Please refer to [`molscribe/interface.py`](molscribe/interface.py) and [`notebook/predict.ipynb`](notebook/predict.ipynb)
for details and other available APIs.

For development or reproducing the experiments, please follow the instructions below.

## Experiments

### Requirements
Install the required packages
```
pip install -r requirements.txt
```

### Data
For training or evaluation, please download the corresponding datasets to `data/`.

Training data:

| Datasets | Description |
|-------------------------------------------------------------------------------------|-----------------------------------------------------------------------------------------------------------------------------------------------|
| USPTO
[Download](https://huggingface.co/yujieq/MolScribe/blob/main/uspto_mol.zip) | Downloaded from [USPTO, Grant Red Book](https://bulkdata.uspto.gov/). |
| PubChem
[Download](https://huggingface.co/yujieq/MolScribe/blob/main/pubchem.zip) | Molecules are downloaded from [PubChem](https://ftp.ncbi.nlm.nih.gov/pubchem/Compound/), and images are dynamically rendered during training. |

Benchmarks:

| Category | Datasets | Description |
|--------------------------------------------------------------------------------------------|-----------------------------------------------|--------------------------------------------------------------------------------------------------------------------------------------------------------------------------------------------------------------------------------------------|
| Synthetic
[Download](https://huggingface.co/yujieq/MolScribe/blob/main/synthetic.zip) | Indigo
ChemDraw | Images are rendered by Indigo and ChemDraw. |
| Realistic
[Download](https://huggingface.co/yujieq/MolScribe/blob/main/real.zip) | CLEF
UOB
USPTO
Staker
ACS | CLEF, UOB, and USPTO are downloaded from https://github.com/Kohulan/OCSR_Review.
Staker is downloaded from https://drive.google.com/drive/folders/16OjPwQ7bQ486VhdX4DWpfYzRsTGgJkSu.
ACS is a new dataset collected by ourself. |
| Perturbed
[Download](https://huggingface.co/yujieq/MolScribe/blob/main/perturb.zip) | CLEF
UOB
USPTO
Staker | Downloaded from https://github.com/bayer-science-for-a-better-life/Img2Mol/ |

### Model
Our model checkpoints can be downloaded from [Dropbox](https://www.dropbox.com/sh/91u508kf48cotv4/AACQden2waMXIqLwYSi8zO37a?dl=0)
or [HuggingFace Hub](https://huggingface.co/yujieq/MolScribe/tree/main).

Model architecture:
- Encoder: [Swin Transformer](https://github.com/microsoft/Swin-Transformer), Swin-B.
- Decoder: Transformer, 6 layers, hidden_size=256, attn_heads=8.
- Input size: 384x384

Download the model checkpoint to reproduce our experiments:
```
mkdir -p ckpts
wget -P ckpts https://huggingface.co/yujieq/MolScribe/resolve/main/swin_base_char_aux_1m680k.pth
```

### Prediction
```
python predict.py --model_path ckpts/swin_base_char_aux_1m680k.pth --image_path assets/example.png
```
MolScribe prediction interface is in [`molscribe/interface.py`](molscribe/interface.py).
See python script [`predict.py`](predict.py) or jupyter notebook [`notebook/predict.ipynb`](notebook/predict.ipynb)
for example usage.

### Evaluate MolScribe
```
bash scripts/eval_uspto_joint_chartok_1m680k.sh
```
The script uses one GPU and batch size of 64 by default.
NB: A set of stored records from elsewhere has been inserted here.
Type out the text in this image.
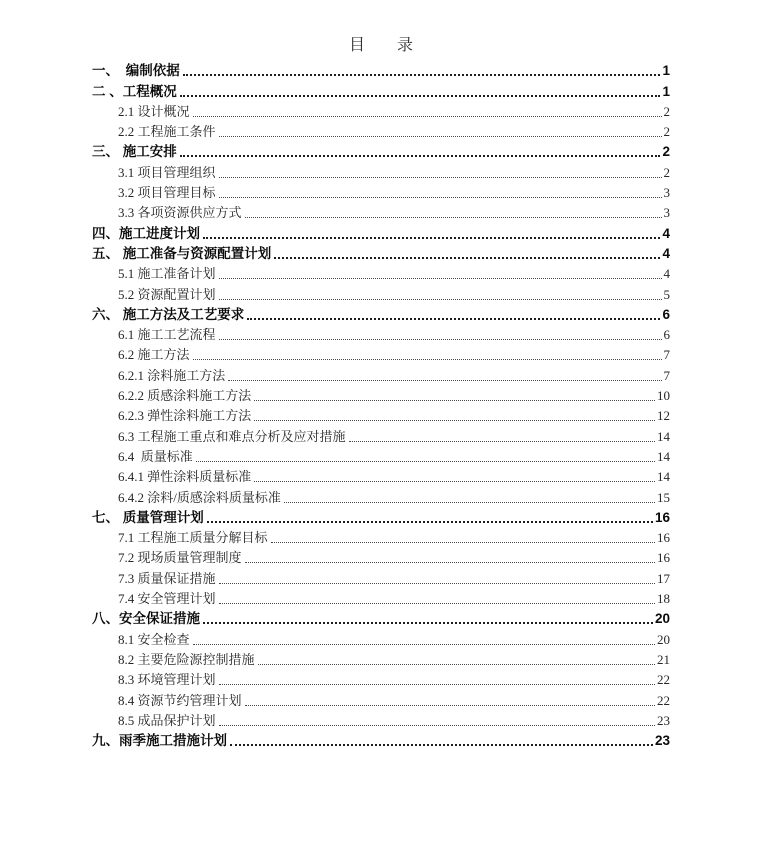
目　　录
一、　编制依据	1
二 、工程概况	1
2.1 设计概况	2
2.2 工程施工条件	2
三、 施工安排	2
3.1 项目管理组织	2
3.2 项目管理目标	3
3.3 各项资源供应方式	3
四、施工进度计划	4
五、 施工准备与资源配置计划	4
5.1 施工准备计划	4
5.2 资源配置计划	5
六、 施工方法及工艺要求	6
6.1 施工工艺流程	6
6.2 施工方法	7
6.2.1 涂料施工方法	7
6.2.2 质感涂料施工方法	10
6.2.3 弹性涂料施工方法	12
6.3 工程施工重点和难点分析及应对措施	14
6.4  质量标准	14
6.4.1 弹性涂料质量标准	14
6.4.2 涂料/质感涂料质量标准	15
七、 质量管理计划	16
7.1 工程施工质量分解目标	16
7.2 现场质量管理制度	16
7.3 质量保证措施	17
7.4 安全管理计划	18
八、安全保证措施	20
8.1 安全检查	20
8.2 主要危险源控制措施	21
8.3 环境管理计划	22
8.4 资源节约管理计划	22
8.5 成品保护计划	23
九、雨季施工措施计划	23
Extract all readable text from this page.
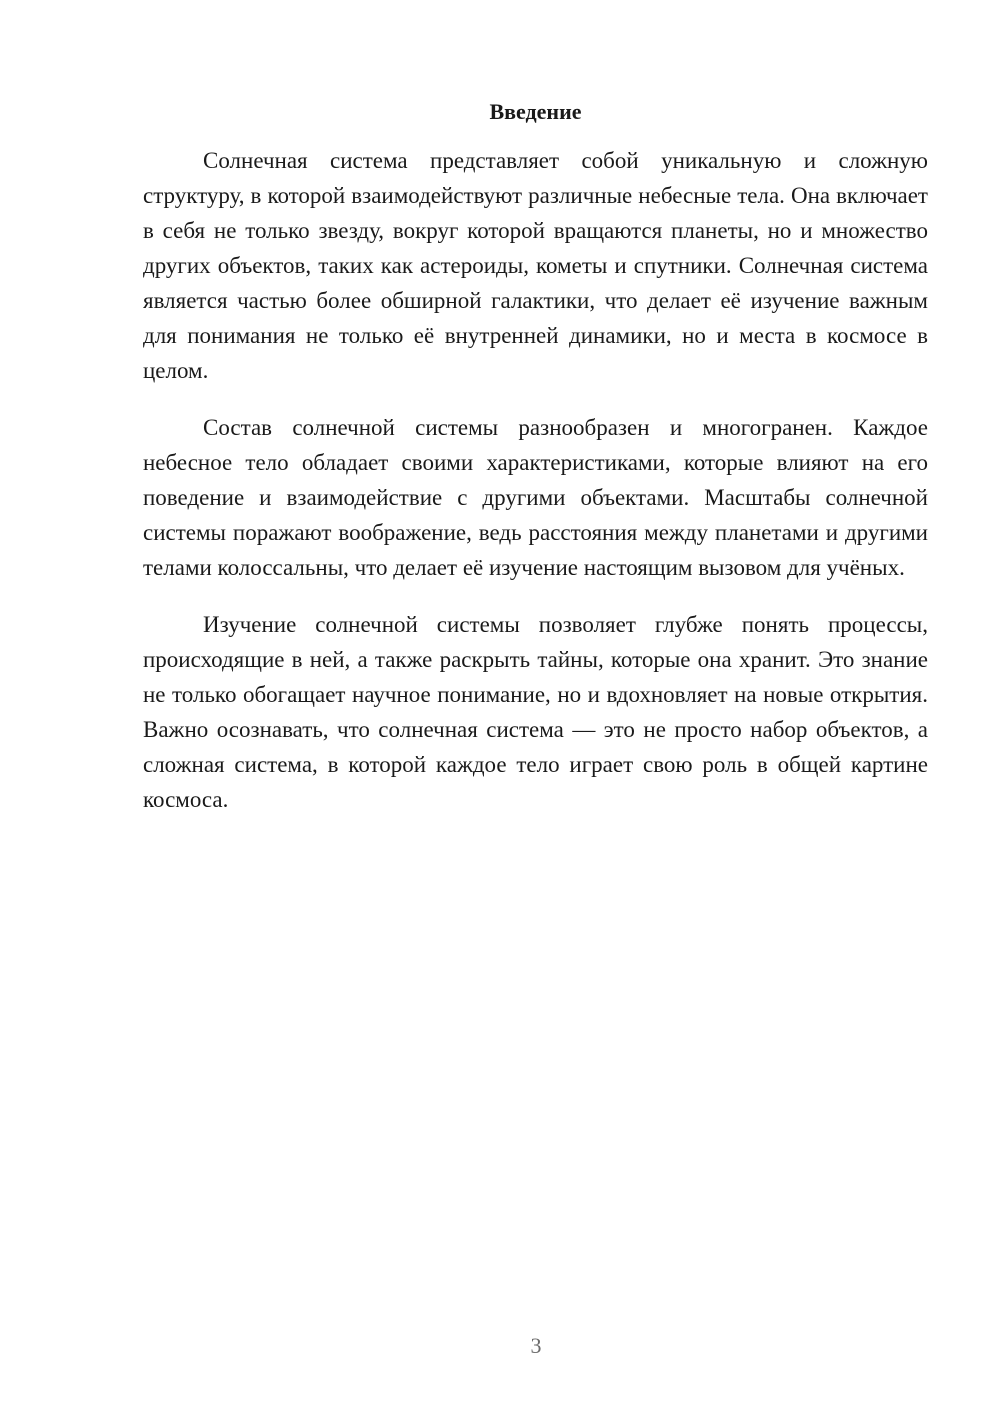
Введение

Солнечная система представляет собой уникальную и сложную структуру, в которой взаимодействуют различные небесные тела. Она включает в себя не только звезду, вокруг которой вращаются планеты, но и множество других объектов, таких как астероиды, кометы и спутники. Солнечная система является частью более обширной галактики, что делает её изучение важным для понимания не только её внутренней динамики, но и места в космосе в целом.

Состав солнечной системы разнообразен и многогранен. Каждое небесное тело обладает своими характеристиками, которые влияют на его поведение и взаимодействие с другими объектами. Масштабы солнечной системы поражают воображение, ведь расстояния между планетами и другими телами колоссальны, что делает её изучение настоящим вызовом для учёных.

Изучение солнечной системы позволяет глубже понять процессы, происходящие в ней, а также раскрыть тайны, которые она хранит. Это знание не только обогащает научное понимание, но и вдохновляет на новые открытия. Важно осознавать, что солнечная система — это не просто набор объектов, а сложная система, в которой каждое тело играет свою роль в общей картине космоса.

3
If more GPUs are available, update `NUM_GPUS_PER_NODE` and
`BATCH_SIZE` for faster evaluation.

### Train MolScribe
```
bash scripts/train_uspto_joint_chartok_1m680k.sh
```
The script uses four GPUs and batch size of 256 by default. It takes about one day to train the model with four A100 GPUs.
During training, we use a modified code of [Indigo](https://github.com/epam/Indigo) (included in `molscribe/indigo/`).

### Evaluation Script
We implement a standalone evaluation script [`evaluate.py`](evaluate.py). Example usage:
```
python evaluate.py \
--gold_file data/real/acs.csv \
--pred_file output/uspto/swin_base_char_aux_1m680k/prediction_acs.csv \
--pred_field post_SMILES
```
The prediction should be saved in a csv file, with columns `image_id` for the index (must match the gold file),
and `SMILES` for predicted SMILES. If prediction has a different column name, specify it with `--pred_field`.

The result contains three scores:
- canon_smiles: our main metric, exact matching accuracy.
- graph: graph exact matching accuracy, ignoring tetrahedral chirality.
- chiral: exact matching accuracy on chiral molecules.